Ear Hustle

18 Year Old African American Gymnast Wins Third Consecutive U.S. Championships Title

Simone Biles

Photo Credit: Marc Lebryk, USA TODAY Sports

With all the sincerity Simone Biles can muster, she explains that really and truly the competition she has is with herself. The dominant gymnast, now the three-time defending U.S. champion, is trying to best the routines from her last competition, from her last day in the gym.

It’s not out of conceit – far from it. Aimee Boorman, her lifelong coach, says Biles sometimes struggles with confidence. But rather, Biles’ biggest challenge looks back at her in the mirror.

“It’s truly I want to be the best version of me,” she said. “I just want to go out there and I just want to be Simone.”

Part of that might be by default because, quite simply, no other American is in her league right now. Biles won her third consecutive U.S. Championship at Bankers Life Fieldhouse on Saturday, this time by nearly five points – a whopping margin in a sport where medals are decided by tenths of points and not whole ones.

Her win made her the first American woman to with three consecutive national titles since Kim Zmeskal in 1990-92.

After an uncharacteristically shaky performance on the first day of competition Thursday, one that included a bobble on beam and a surprising fall on floor, Biles posted a 63.000 on Saturday for the single highest competition score of her career. The two-time defending world champion called it the best performance of her life.

She posted a 124.100 two-day, event score that put her 4.95 points ahead of second-place finisher Maggie Nichols.  Aly Raisman (118.550), Bailie Key (118.350) andGabby Douglas (117.950) and finished third, fourth and fifth, respectively.

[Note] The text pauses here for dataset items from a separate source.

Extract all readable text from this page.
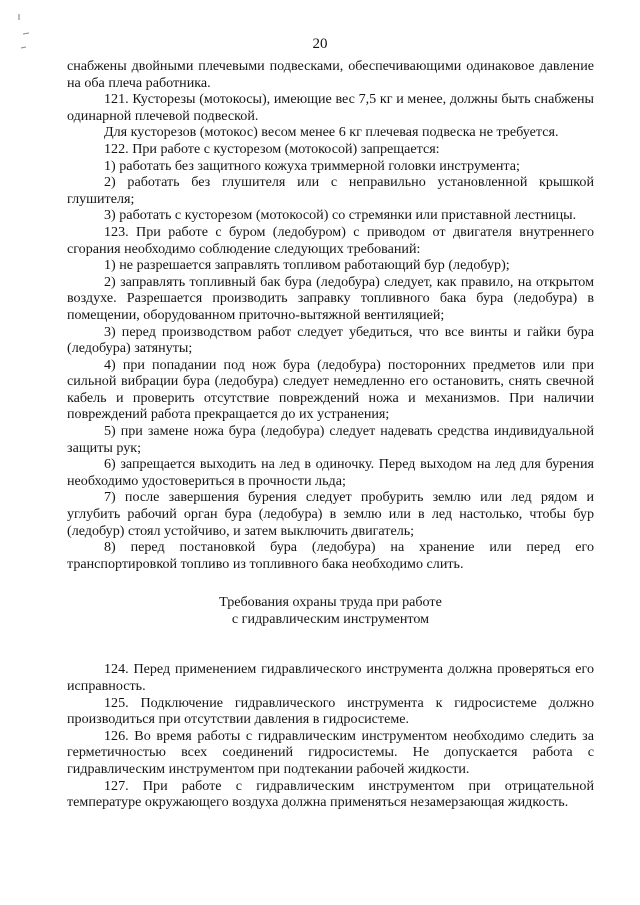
20

снабжены двойными плечевыми подвесками, обеспечивающими одинаковое давление на оба плеча работника.

121. Кусторезы (мотокосы), имеющие вес 7,5 кг и менее, должны быть снабжены одинарной плечевой подвеской.

Для кусторезов (мотокос) весом менее 6 кг плечевая подвеска не требуется.

122. При работе с кусторезом (мотокосой) запрещается:

1) работать без защитного кожуха триммерной головки инструмента;

2) работать без глушителя или с неправильно установленной крышкой глушителя;

3) работать с кусторезом (мотокосой) со стремянки или приставной лестницы.

123. При работе с буром (ледобуром) с приводом от двигателя внутреннего сгорания необходимо соблюдение следующих требований:

1) не разрешается заправлять топливом работающий бур (ледобур);

2) заправлять топливный бак бура (ледобура) следует, как правило, на открытом воздухе. Разрешается производить заправку топливного бака бура (ледобура) в помещении, оборудованном приточно-вытяжной вентиляцией;

3) перед производством работ следует убедиться, что все винты и гайки бура (ледобура) затянуты;

4) при попадании под нож бура (ледобура) посторонних предметов или при сильной вибрации бура (ледобура) следует немедленно его остановить, снять свечной кабель и проверить отсутствие повреждений ножа и механизмов. При наличии повреждений работа прекращается до их устранения;

5) при замене ножа бура (ледобура) следует надевать средства индивидуальной защиты рук;

6) запрещается выходить на лед в одиночку. Перед выходом на лед для бурения необходимо удостовериться в прочности льда;

7) после завершения бурения следует пробурить землю или лед рядом и углубить рабочий орган бура (ледобура) в землю или в лед настолько, чтобы бур (ледобур) стоял устойчиво, и затем выключить двигатель;

8) перед постановкой бура (ледобура) на хранение или перед его транспортировкой топливо из топливного бака необходимо слить.

Требования охраны труда при работе
с гидравлическим инструментом

124. Перед применением гидравлического инструмента должна проверяться его исправность.

125. Подключение гидравлического инструмента к гидросистеме должно производиться при отсутствии давления в гидросистеме.

126. Во время работы с гидравлическим инструментом необходимо следить за герметичностью всех соединений гидросистемы. Не допускается работа с гидравлическим инструментом при подтекании рабочей жидкости.

127. При работе с гидравлическим инструментом при отрицательной температуре окружающего воздуха должна применяться незамерзающая жидкость.
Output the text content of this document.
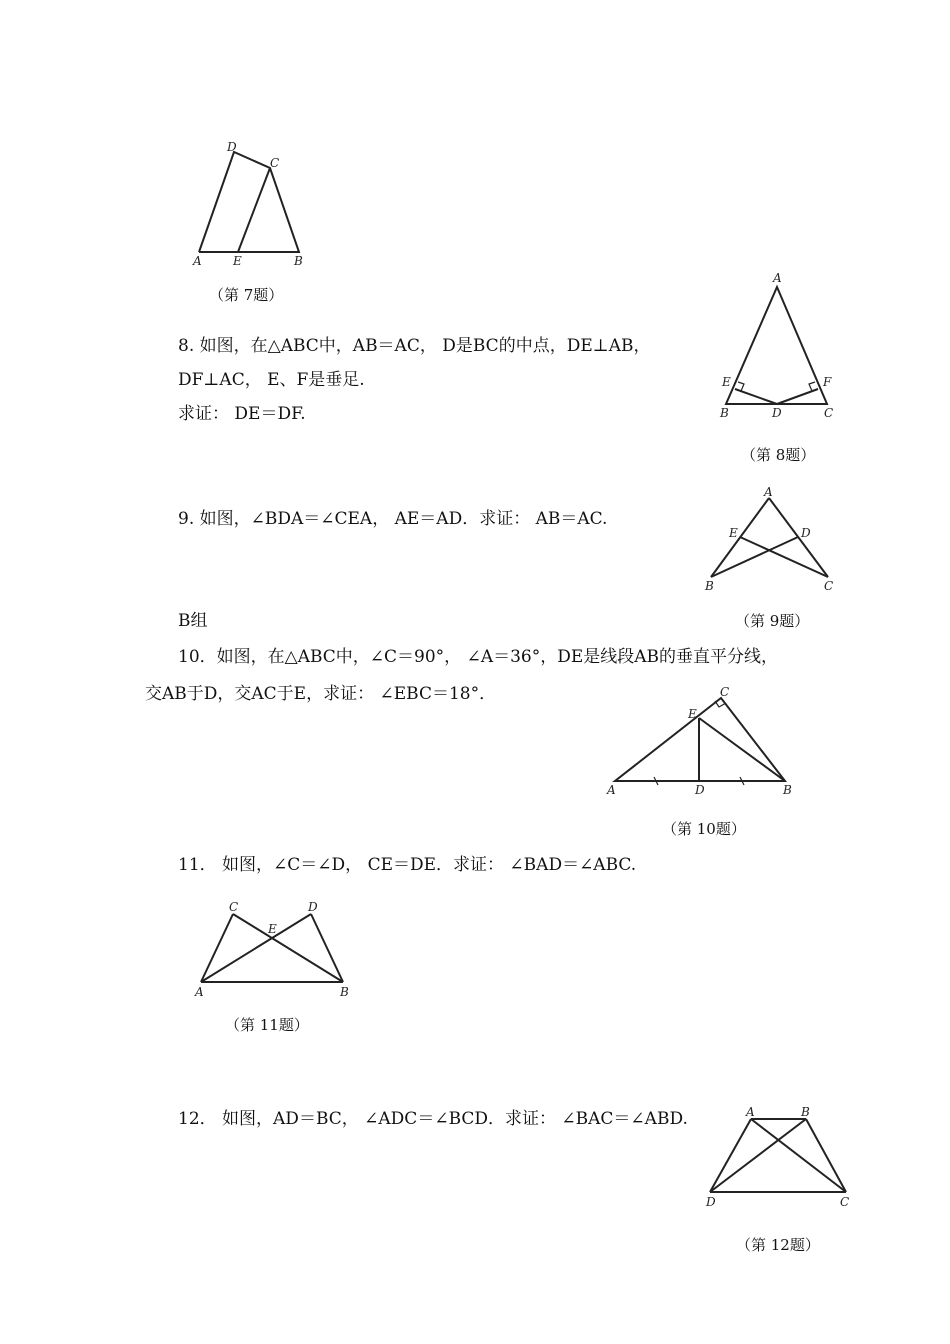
D
C
A	E	B
（第 7题）
8. 如图，在△ABC中，AB＝AC， D是BC的中点，DE⊥AB，
DF⊥AC， E、F是垂足.
求证： DE＝DF.
A
E	F
B	D	C
（第 8题）
9. 如图，∠BDA＝∠CEA， AE＝AD．求证： AB＝AC.
A
E	D
B	C
B组	（第 9题）
10．如图，在△ABC中，∠C＝90°， ∠A＝36°，DE是线段AB的垂直平分线，
交AB于D，交AC于E，求证： ∠EBC＝18°．	C
E
A	D	B
（第 10题）
11． 如图，∠C＝∠D， CE＝DE．求证： ∠BAD＝∠ABC.
C	D
E
A	B
（第 11题）
12． 如图，AD＝BC， ∠ADC＝∠BCD．求证： ∠BAC＝∠ABD.	A	B
D	C
（第 12题）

“It’s interesting – she doesn’t really see herself as being amazing,” Boorman said. “She just sees herself as a gymnast and she puts other people up on a pedestal and she’s not one of the people she puts on a pedestal.”

With a 1.4-point lead coming into the night, Biles improved her scores on three events on Saturday. That included nearly a point improvement on her beam score.

On each night, Biles nailed an Amanar, considered the toughest vault currently being done, to give her the highest scores of the competition – 16.250 on Thursday and 16.300 on Saturday.

“Maybe the last vault was better, but I was just really proud of myself how I didn’t really move again,” said Biles, a 4-foot-8 powerhouse with a relentlessly positive personality. “I was like, ‘Oh my god, I did it again.’”

To be sure, that gulf between Biles and the rest of the Americans (and the world, for that matter), comes in the difficulty of her routines. Her start values were tied for or were the highest on every event except uneven bars on Saturday.

She followed that with superior execution, scoring a 9.900 on her vault for the highest E score of the meet.

“When her mind is in the right place, and that’s why I think it’s most important for us to keep her very focused and very much realistic about the idea of we have to come as close to perfection as possible in order to keep the world supremacy,” said Martha Karolyi, national team coordinator. “Don’t be happy of being categorically the best in the U.S. because that’s not our final goal. We have higher goals set so we have to match our efforts with the higher goals.”

For Biles, that means being better than herself each day. She has become her own biggest competition, by choice and by default.

That in itself could be a fierce battle. Asked Saturday if she was concerned about Biles peaking now, Karolyi gave an answer that should be concerning to the other gymnasts trying to catch her and to Biles herself.

“She is not even in her peak shape yet, so no,” Karolyi said. “She’s not early peaked.”